Tuesday, 26 August 2008

The Blasted Oak of EFL

Some sensitive souls who have entered the teaching profession are acutely aware that the world is not as it ought to be. For them, becoming a teacher was apparently a way to join the forces of good and to keep their hands as clean as possible. However, the sensitive soul who comes to teach English may find herself reeling from the experience, staggering back to her garret with a heavy heart and a bad conscience.

The hope was to inculcate a love of the subject. Knowing what remarkable voices are to be heard in the more thoughtful corners of English culture, she wanted to bring students to the point at which a work in Engish might begin to resonate, to speak, to express something students can feel an affinity with so that it might take on a lasting significance as a work that peoples their private cultural worlds, coming to mind time and again, not in the manner of an advertising jingle, but in the manner of something that bears all the traces of a kindred spirit. What she hoped was to begin what could become a lifelong dialogue in English, with students beginning to feel at home in the language and reacting with joy when English begins to speak through them too.

Sensitive souls have high ideals - too high for the dog eat dog worlds of business and politics - but not too high, or so it was thought, for the world of education, where young people were supposedly to experience how things could be otherwise. So it comes as a shock to realise how much the world of EFL, rather than opening new horizons, is simply more of the same.
However, right from the start there was already a contradiction between the noble ends of the project and its being premised on a fact of no nobility whatsoever. The demand for teachers of English is a function of its status as an international language - a status it has acquired not because of any claim to cultural excellence or because of any international democratic deliberation but simply because it is the language of the guys that kick ass at this point in history. At the end of the day the sensitive soul, whether she likes is or not, must do her own little bit as a footsoldier on the linguistic flank of the New World Order.

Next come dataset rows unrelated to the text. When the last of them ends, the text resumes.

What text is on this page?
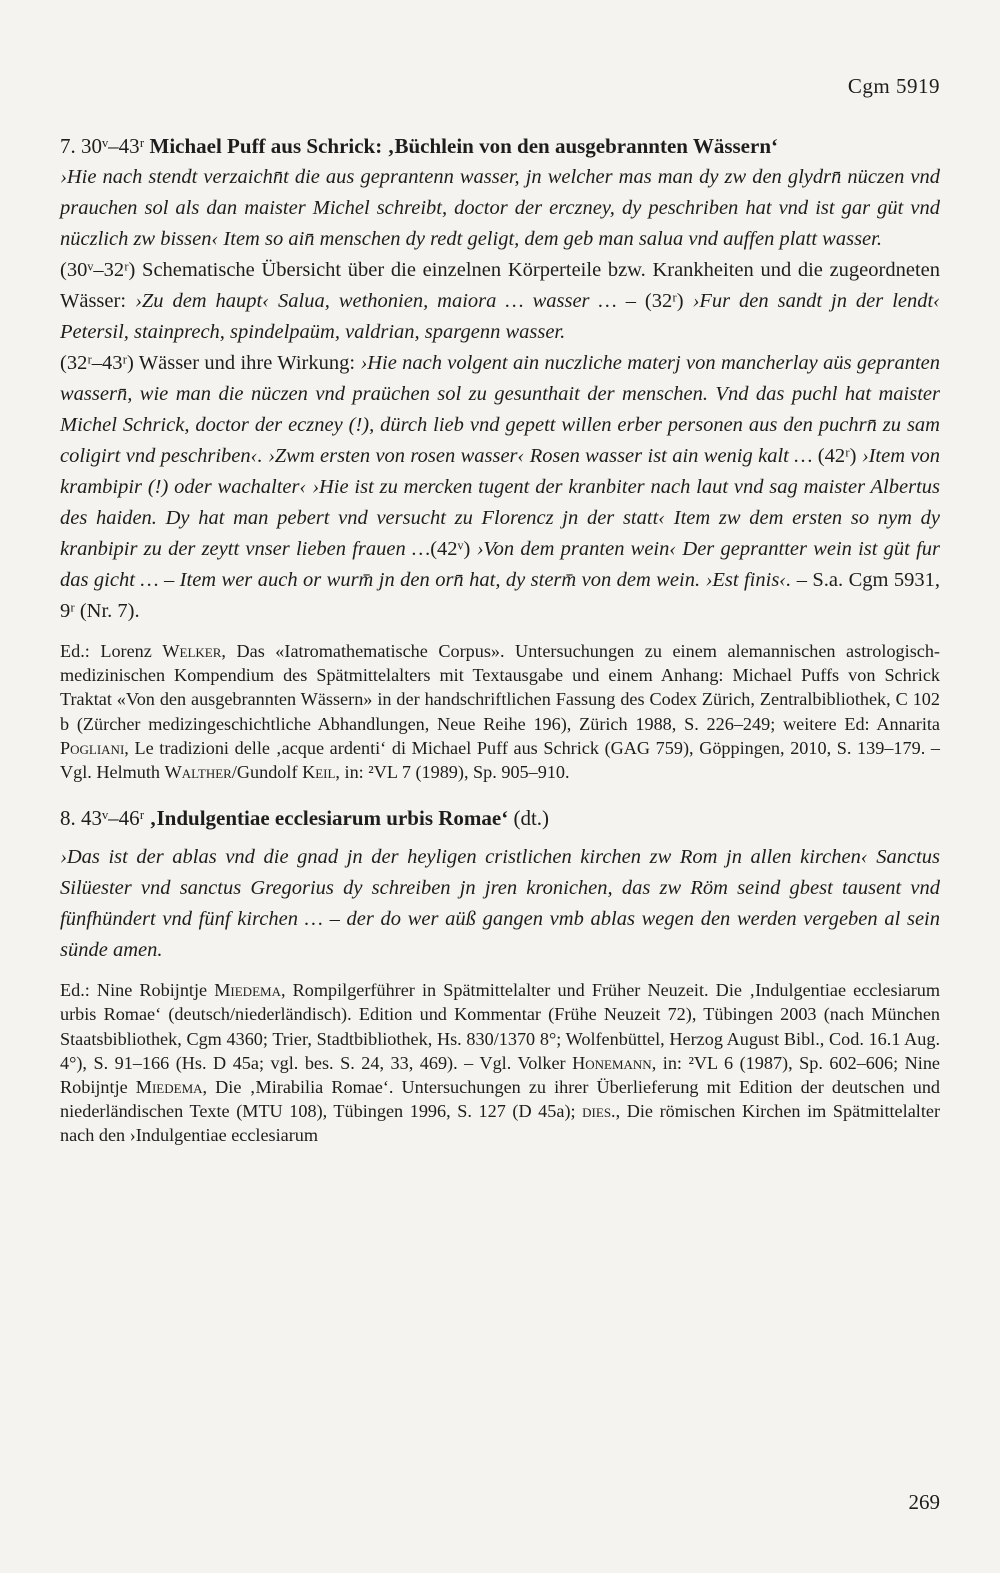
Cgm 5919

7. 30ᵛ–43ʳ Michael Puff aus Schrick: ‚Büchlein von den ausgebrannten Wässern‘

›Hie nach stendt verzaichn̄t die aus geprantenn wasser, jn welcher mas man dy zw den glydrn̄ nüczen vnd prauchen sol als dan maister Michel schreibt, doctor der erczney, dy peschriben hat vnd ist gar güt vnd nüczlich zw bissen‹ Item so ain̄ menschen dy redt geligt, dem geb man salua vnd auffen platt wasser.

(30ᵛ–32ʳ) Schematische Übersicht über die einzelnen Körperteile bzw. Krankheiten und die zugeordneten Wässer: ›Zu dem haupt‹ Salua, wethonien, maiora … wasser … – (32ʳ) ›Fur den sandt jn der lendt‹ Petersil, stainprech, spindelpaüm, valdrian, spargenn wasser.

(32ʳ–43ʳ) Wässer und ihre Wirkung: ›Hie nach volgent ain nuczliche materj von mancherlay aüs gepranten wassern̄, wie man die nüczen vnd praüchen sol zu gesunthait der menschen. Vnd das puchl hat maister Michel Schrick, doctor der eczney (!), dürch lieb vnd gepett willen erber personen aus den puchrn̄ zu sam coligirt vnd peschriben‹. ›Zwm ersten von rosen wasser‹ Rosen wasser ist ain wenig kalt … (42ʳ) ›Item von krambipir (!) oder wachalter‹ ›Hie ist zu mercken tugent der kranbiter nach laut vnd sag maister Albertus des haiden. Dy hat man pebert vnd versucht zu Florencz jn der statt‹ Item zw dem ersten so nym dy kranbipir zu der zeytt vnser lieben frauen …(42ᵛ) ›Von dem pranten wein‹ Der geprantter wein ist güt fur das gicht … – Item wer auch or wurm̄ jn den orn̄ hat, dy sterm̄ von dem wein. ›Est finis‹. – S.a. Cgm 5931, 9ʳ (Nr. 7).

Ed.: Lorenz Welker, Das «Iatromathematische Corpus». Untersuchungen zu einem alemannischen astrologisch-medizinischen Kompendium des Spätmittelalters mit Textausgabe und einem Anhang: Michael Puffs von Schrick Traktat «Von den ausgebrannten Wässern» in der handschriftlichen Fassung des Codex Zürich, Zentralbibliothek, C 102 b (Zürcher medizingeschichtliche Abhandlungen, Neue Reihe 196), Zürich 1988, S. 226–249; weitere Ed: Annarita Pogliani, Le tradizioni delle ‚acque ardenti‘ di Michael Puff aus Schrick (GAG 759), Göppingen, 2010, S. 139–179. – Vgl. Helmuth Walther/Gundolf Keil, in: ²VL 7 (1989), Sp. 905–910.

8. 43ᵛ–46ʳ ‚Indulgentiae ecclesiarum urbis Romae‘ (dt.)

›Das ist der ablas vnd die gnad jn der heyligen cristlichen kirchen zw Rom jn allen kirchen‹ Sanctus Silüester vnd sanctus Gregorius dy schreiben jn jren kronichen, das zw Röm seind gbest tausent vnd fünfhündert vnd fünf kirchen … – der do wer aüß gangen vmb ablas wegen den werden vergeben al sein sünde amen.

Ed.: Nine Robijntje Miedema, Rompilgerführer in Spätmittelalter und Früher Neuzeit. Die ‚Indulgentiae ecclesiarum urbis Romae‘ (deutsch/niederländisch). Edition und Kommentar (Frühe Neuzeit 72), Tübingen 2003 (nach München Staatsbibliothek, Cgm 4360; Trier, Stadtbibliothek, Hs. 830/1370 8°; Wolfenbüttel, Herzog August Bibl., Cod. 16.1 Aug. 4°), S. 91–166 (Hs. D 45a; vgl. bes. S. 24, 33, 469). – Vgl. Volker Honemann, in: ²VL 6 (1987), Sp. 602–606; Nine Robijntje Miedema, Die ‚Mirabilia Romae‘. Untersuchungen zu ihrer Überlieferung mit Edition der deutschen und niederländischen Texte (MTU 108), Tübingen 1996, S. 127 (D 45a); dies., Die römischen Kirchen im Spätmittelalter nach den ›Indulgentiae ecclesiarum

269
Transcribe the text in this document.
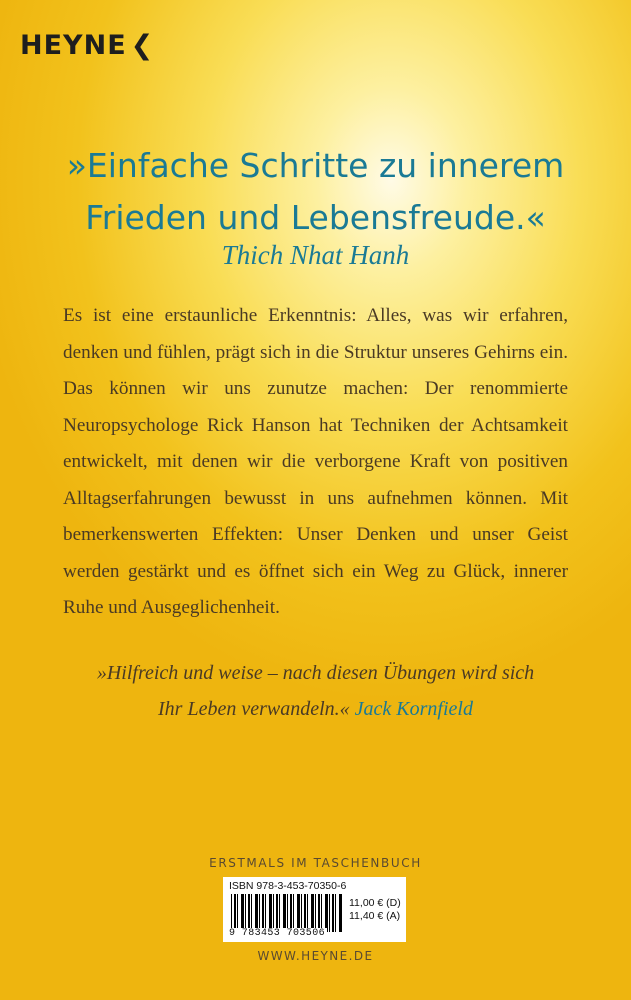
HEYNE ❮
»Einfache Schritte zu innerem
Frieden und Lebensfreude.«
Thich Nhat Hanh
Es ist eine erstaunliche Erkenntnis: Alles, was wir erfahren, denken und fühlen, prägt sich in die Struktur unseres Gehirns ein. Das können wir uns zunutze machen: Der renommierte Neuropsychologe Rick Hanson hat Techniken der Achtsamkeit entwickelt, mit denen wir die verborgene Kraft von positiven Alltagserfahrungen bewusst in uns aufnehmen können. Mit bemerkenswerten Effekten: Unser Denken und unser Geist werden gestärkt und es öffnet sich ein Weg zu Glück, innerer Ruhe und Ausgeglichenheit.
»Hilfreich und weise – nach diesen Übungen wird sich
Ihr Leben verwandeln.« Jack Kornfield
ERSTMALS IM TASCHENBUCH
ISBN 978-3-453-70350-6
9 783453 703506
11,00 € (D)
11,40 € (A)
WWW.HEYNE.DE
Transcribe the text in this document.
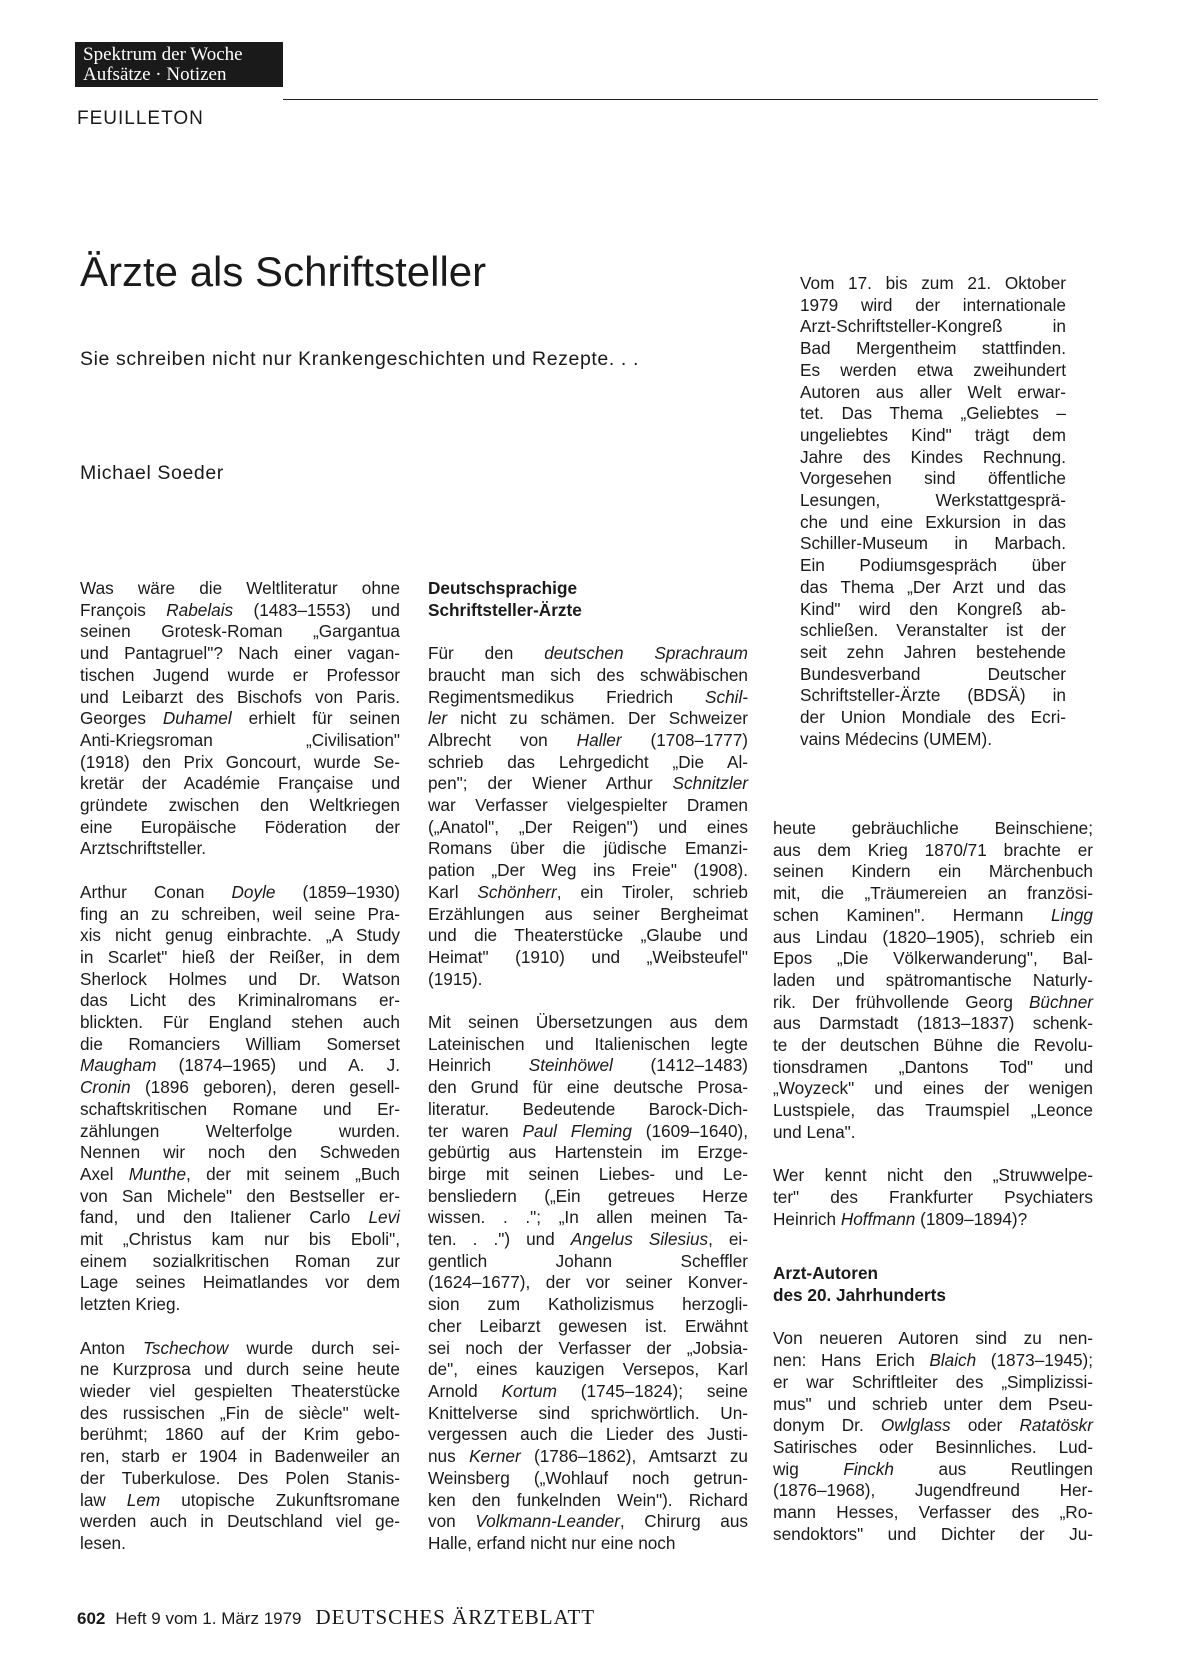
Spektrum der Woche
Aufsätze · Notizen
FEUILLETON
Ärzte als Schriftsteller
Sie schreiben nicht nur Krankengeschichten und Rezepte. . .
Michael Soeder

Was wäre die Weltliteratur ohne
François Rabelais (1483–1553) und
seinen Grotesk-Roman „Gargantua
und Pantagruel"? Nach einer vagan-
tischen Jugend wurde er Professor
und Leibarzt des Bischofs von Paris.
Georges Duhamel erhielt für seinen
Anti-Kriegsroman „Civilisation"
(1918) den Prix Goncourt, wurde Se-
kretär der Académie Française und
gründete zwischen den Weltkriegen
eine Europäische Föderation der
Arztschriftsteller.

Arthur Conan Doyle (1859–1930)
fing an zu schreiben, weil seine Pra-
xis nicht genug einbrachte. „A Study
in Scarlet" hieß der Reißer, in dem
Sherlock Holmes und Dr. Watson
das Licht des Kriminalromans er-
blickten. Für England stehen auch
die Romanciers William Somerset
Maugham (1874–1965) und A. J.
Cronin (1896 geboren), deren gesell-
schaftskritischen Romane und Er-
zählungen Welterfolge wurden.
Nennen wir noch den Schweden
Axel Munthe, der mit seinem „Buch
von San Michele" den Bestseller er-
fand, und den Italiener Carlo Levi
mit „Christus kam nur bis Eboli",
einem sozialkritischen Roman zur
Lage seines Heimatlandes vor dem
letzten Krieg.

Anton Tschechow wurde durch sei-
ne Kurzprosa und durch seine heute
wieder viel gespielten Theaterstücke
des russischen „Fin de siècle" welt-
berühmt; 1860 auf der Krim gebo-
ren, starb er 1904 in Badenweiler an
der Tuberkulose. Des Polen Stanis-
law Lem utopische Zukunftsromane
werden auch in Deutschland viel ge-
lesen.

Deutschsprachige
Schriftsteller-Ärzte

Für den deutschen Sprachraum
braucht man sich des schwäbischen
Regimentsmedikus Friedrich Schil-
ler nicht zu schämen. Der Schweizer
Albrecht von Haller (1708–1777)
schrieb das Lehrgedicht „Die Al-
pen"; der Wiener Arthur Schnitzler
war Verfasser vielgespielter Dramen
(„Anatol", „Der Reigen") und eines
Romans über die jüdische Emanzi-
pation „Der Weg ins Freie" (1908).
Karl Schönherr, ein Tiroler, schrieb
Erzählungen aus seiner Bergheimat
und die Theaterstücke „Glaube und
Heimat" (1910) und „Weibsteufel"
(1915).

Mit seinen Übersetzungen aus dem
Lateinischen und Italienischen legte
Heinrich Steinhöwel (1412–1483)
den Grund für eine deutsche Prosa-
literatur. Bedeutende Barock-Dich-
ter waren Paul Fleming (1609–1640),
gebürtig aus Hartenstein im Erzge-
birge mit seinen Liebes- und Le-
bensliedern („Ein getreues Herze
wissen. . ."; „In allen meinen Ta-
ten. . .") und Angelus Silesius, ei-
gentlich Johann Scheffler
(1624–1677), der vor seiner Konver-
sion zum Katholizismus herzogli-
cher Leibarzt gewesen ist. Erwähnt
sei noch der Verfasser der „Jobsia-
de", eines kauzigen Versepos, Karl
Arnold Kortum (1745–1824); seine
Knittelverse sind sprichwörtlich. Un-
vergessen auch die Lieder des Justi-
nus Kerner (1786–1862), Amtsarzt zu
Weinsberg („Wohlauf noch getrun-
ken den funkelnden Wein"). Richard
von Volkmann-Leander, Chirurg aus
Halle, erfand nicht nur eine noch

Vom 17. bis zum 21. Oktober
1979 wird der internationale
Arzt-Schriftsteller-Kongreß in
Bad Mergentheim stattfinden.
Es werden etwa zweihundert
Autoren aus aller Welt erwar-
tet. Das Thema „Geliebtes –
ungeliebtes Kind" trägt dem
Jahre des Kindes Rechnung.
Vorgesehen sind öffentliche
Lesungen, Werkstattgesprä-
che und eine Exkursion in das
Schiller-Museum in Marbach.
Ein Podiumsgespräch über
das Thema „Der Arzt und das
Kind" wird den Kongreß ab-
schließen. Veranstalter ist der
seit zehn Jahren bestehende
Bundesverband Deutscher
Schriftsteller-Ärzte (BDSÄ) in
der Union Mondiale des Ecri-
vains Médecins (UMEM).

heute gebräuchliche Beinschiene;
aus dem Krieg 1870/71 brachte er
seinen Kindern ein Märchenbuch
mit, die „Träumereien an französi-
schen Kaminen". Hermann Lingg
aus Lindau (1820–1905), schrieb ein
Epos „Die Völkerwanderung", Bal-
laden und spätromantische Naturly-
rik. Der frühvollende Georg Büchner
aus Darmstadt (1813–1837) schenk-
te der deutschen Bühne die Revolu-
tionsdramen „Dantons Tod" und
„Woyzeck" und eines der wenigen
Lustspiele, das Traumspiel „Leonce
und Lena".

Wer kennt nicht den „Struwwelpe-
ter" des Frankfurter Psychiaters
Heinrich Hoffmann (1809–1894)?

Arzt-Autoren
des 20. Jahrhunderts

Von neueren Autoren sind zu nen-
nen: Hans Erich Blaich (1873–1945);
er war Schriftleiter des „Simplizissi-
mus" und schrieb unter dem Pseu-
donym Dr. Owlglass oder Ratatöskr
Satirisches oder Besinnliches. Lud-
wig Finckh aus Reutlingen
(1876–1968), Jugendfreund Her-
mann Hesses, Verfasser des „Ro-
sendoktors" und Dichter der Ju-

602 Heft 9 vom 1. März 1979 DEUTSCHES ÄRZTEBLATT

Too enraptured by the eloquence of Blake, Dylan and Bobby Gentry to pay much heed to these grim realities, the sensitive soul embarks, hoping that it is still possible to do something creative and inspiring with the language in the classroom. Yet these hopes are soon dashed.
Despite the predictions of nineteenth century social theorists, the working day remains long, arduous and stressful. For the sensitive soul adolescents should be able to enjoy what is left of their childhood before being cast into the loveless world of work, and they should have enough free time to begin to grapple with what maturity is to mean to them. Consequently, the sensitive soul finds herself feeling guilty about her participation in a system that overloads students with extra lessons and a quantity of work that can only be got through by taking no particular interest in any particular subject. She balks at adding more to the timetable of an already overly programmed existence. Youth is squandered and the beloved subject is reduced to another rung on the treadmill.

EFL may be just one in a long list of evening classes on which students feel forced to enrol, but the sensitive soul hopes that English can be a lesson with a difference. Another hope dashed against the hard rocks of economic necessity. Employers demand certificates and parents want tangible proof of progress, and time, being money, is limited, so there is a rush to prepare students for exams. Teaching ends up being equated with exam preparation.
Yet English exams - the sensitive soul reflects - could have been exams with a difference - exams premised on the value of students developing an individual response to English. Texts could be chosen that students might actually want to go into in depth. Students could write on topics geared to their interests, and write at their own pace, drafting and redrafting their work with feedback from their peers. Such coursework could be an important part of the final assessment. Drama could also be used to deepen an appreciation of the spoken word, and media studies could be included to help develop, for instance, a more critical appreciation of English-language cinema. If only.

As it is, after all those years of linguistic square-bashing everything hinges on a few hundred multiple choice questions, with reading exercises that put all the weight on forms of speed reading for which a genuine interest in the text would be a definite handicap, and with essays to be written in a time so short there is no opportunity to do anything other than re-heat pre-processed, pre-cooked ideas. `

Teaching can kill. And when the language is reduced to rules, lists and endless cloze exercises, and students are put through their paces again and again until they can tick the correct boxes, and along the way are denied the chance to make the language their own, the prognosis is not good.

Reflecting upon this, the sensitive soul realises that her beloved language has been reduced to an instrument, a tool of no intrinsic value - a language so devoid of expression it begins to seem dead. The voices that turn life into poetry go unheard and the hoped-for lifelong dialogue is stillborn. She realises too that her students are being trained more for a world in which high ideals are replaced by the peculiar dualism of corporate efficiency and private pleasure - just what is required for the perpetuation of the status quo. The sensitive soul was hoping for something more. Now she is racked by her complicity and she despairs at the thought that if the hope for something better cannot be nurtured in the realm of education, where else?